Lost in translation?

IFR 2086 6 June 2015 to 12 June 2015
7 min read

IT IS QUITE possible that the name Bluestar means nothing to you – but if it does, it will stay with you for the rest of your career. China National Bluestar Corp, the speciality chemicals producer, last week became the first issuer in a long time to cancel a bond deal after it had been launched and allocated.

The reason appears to have been that the keepwell agreement which had been provided was in conflict with an existing keepwell. With incomplete and conflicting documentation, the lead managers were forced to advise the issuer to cancel the deal. A new, weaker keepwell was issued and the transaction, a two-tranche US$1bn deal, was relaunched with substantially wider spreads on offer.

Whether the lead managers and – especially – the lawyers have egg on their face on the back of this highly unusual cancellation, or whether they were dealt a rum hand by the issuer is only for them to know.

As it happened, this deal had already caught my eye ahead of the cancellation as it was yet another example of the ever-increasing number of bonds issued by Chinese borrowers in the US dollar market which come with news of substantially oversubscribed books but which then fail spectacularly to make any headway in the aftermarket.

I have been hanging around the bond markets for far too long not to feel a little uncomfortable with the explosive increase in bonds issued by Chinese corporations. Please don’t get me wrong, I am not against the expansion of the universe of issuers, but I struggle to see how Western investors can get their arms around all these new names, the businesses they are in and the way they conduct those businesses.

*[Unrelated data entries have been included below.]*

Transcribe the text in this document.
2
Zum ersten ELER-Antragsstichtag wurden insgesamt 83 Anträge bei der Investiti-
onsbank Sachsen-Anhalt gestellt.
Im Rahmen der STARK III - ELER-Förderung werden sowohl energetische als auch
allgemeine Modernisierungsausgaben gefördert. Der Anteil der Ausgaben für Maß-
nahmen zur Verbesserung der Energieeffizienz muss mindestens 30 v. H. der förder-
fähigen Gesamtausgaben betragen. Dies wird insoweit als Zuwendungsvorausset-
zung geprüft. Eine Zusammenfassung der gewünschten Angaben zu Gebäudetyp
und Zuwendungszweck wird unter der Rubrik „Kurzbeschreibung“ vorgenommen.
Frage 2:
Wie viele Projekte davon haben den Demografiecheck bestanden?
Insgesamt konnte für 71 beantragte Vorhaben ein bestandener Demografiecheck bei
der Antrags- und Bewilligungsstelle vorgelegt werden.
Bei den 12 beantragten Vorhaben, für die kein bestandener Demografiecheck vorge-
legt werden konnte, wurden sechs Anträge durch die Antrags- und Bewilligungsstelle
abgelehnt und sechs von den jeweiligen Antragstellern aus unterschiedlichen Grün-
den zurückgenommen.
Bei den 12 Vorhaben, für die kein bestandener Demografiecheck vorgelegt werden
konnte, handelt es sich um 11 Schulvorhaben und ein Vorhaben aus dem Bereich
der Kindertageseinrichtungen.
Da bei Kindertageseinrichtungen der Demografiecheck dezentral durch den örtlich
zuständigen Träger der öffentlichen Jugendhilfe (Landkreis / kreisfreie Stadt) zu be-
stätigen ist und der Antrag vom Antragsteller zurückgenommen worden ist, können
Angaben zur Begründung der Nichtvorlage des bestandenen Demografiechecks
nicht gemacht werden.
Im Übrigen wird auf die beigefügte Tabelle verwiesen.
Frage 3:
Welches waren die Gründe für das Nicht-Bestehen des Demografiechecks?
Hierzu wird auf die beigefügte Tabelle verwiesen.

SOME YEARS BACK, I sat as a non-executive director on the board of an automotive group in which I had a not insubstantial financial interest. Executive management was very excited about the many contracts it had signed with Chinese suppliers and clients. The chairman, also non-executive, warned management not to be too gung-ho, for he had experience of doing business in China. Agreements and even contracts meant nothing if the counterparty decided to change its mind and walk away – and that, in his experience, was not at all uncommon. In the event, that is what occurred and the company in question did not survive.

At the time, there was much disappointment and upset but, as the chairman said, they had been warned. It was not, so we concluded, that Chinese business practices were any better or worse; they were just very different and the problem is that we had become so ossified ourselves in terms of how we dealt with business situations that we struggle to adapt to other ways of doing things.

Let’s not forget that we used to do business on a “My word is my bond” basis, which stood us in (relatively) good stead, until the Americans arrived in the City in numbers in the 1980s. We soon found that until a Yank had turned up to a meeting with his lawyer, his accountant and most probably his pensions adviser too, it didn’t matter how many times he said “Yes”, “Sure” and “Definitely”. Words are cheaper than lawyers.

It was a different ethic and one which we needed to get used to. Thus, as I have repeatedly noted, our bond prospectuses have ballooned from 30 pages to 300 pages – or even 500 pages – even though the basic bit about how much, for how long and at what rate hasn’t changed.

How can a bond with a book of US$6bn against issuance of US$1bn so radically fail to perform?

IN CHINA, WE are dealing with a people and a culture significantly more alien to ours than that of our transatlantic cousins with whom we are already prone to have our difficulties. Not only that, but we are also dealing with issuers we don’t really know, a local investor base we can’t predict and a local legal system about which we have next to no clue. Many Chinese business leaders are of course US-educated but the way they act when working outside their home country and how they act when within it might well prove to be quite different.

In other words, we are trading around Chinese corporate credits as though they were the same as European or American ones, just in a different time-zone.

In other words, when dealing with Chinese borrowers, there is – next to conventional credit risk and interest rate risk – also a cultural risk which cannot really be priced. How often, for instance, have we seen the phenomenon which brought my attention to Bluestar? How can a bond with a book of US$6bn against issuance of US$1bn so radically fail to perform? There are evidently forces at play in that part of the world which we, locked into our American led-GAAP and CFA way of thinking, don’t fully grasp.

Having always been one to knock at the door of syndicate desks to see whether anybody is awake, I feel no need to beat them up for what could have been a minor fiasco in the case of the cancelled issue for Bluestar. The deal was pulled, the docs were redone and the issue was relaunched on Thursday without any fuss. Even accounting for the weaker documentation, the uplift in coupon was generous, with the three-year tranche being repriced from plus 220bp to plus 250bp and the five-year from plus 235bp to plus 270bp.

The banks concerned at least dealt with the budding fiasco in a cool and determined manner. But whether the problems they faced are an unfortunate one-off or whether we might in the future find more deals where something appears to have been lost in translation – and I don’t just mean in the language – remains to be seen.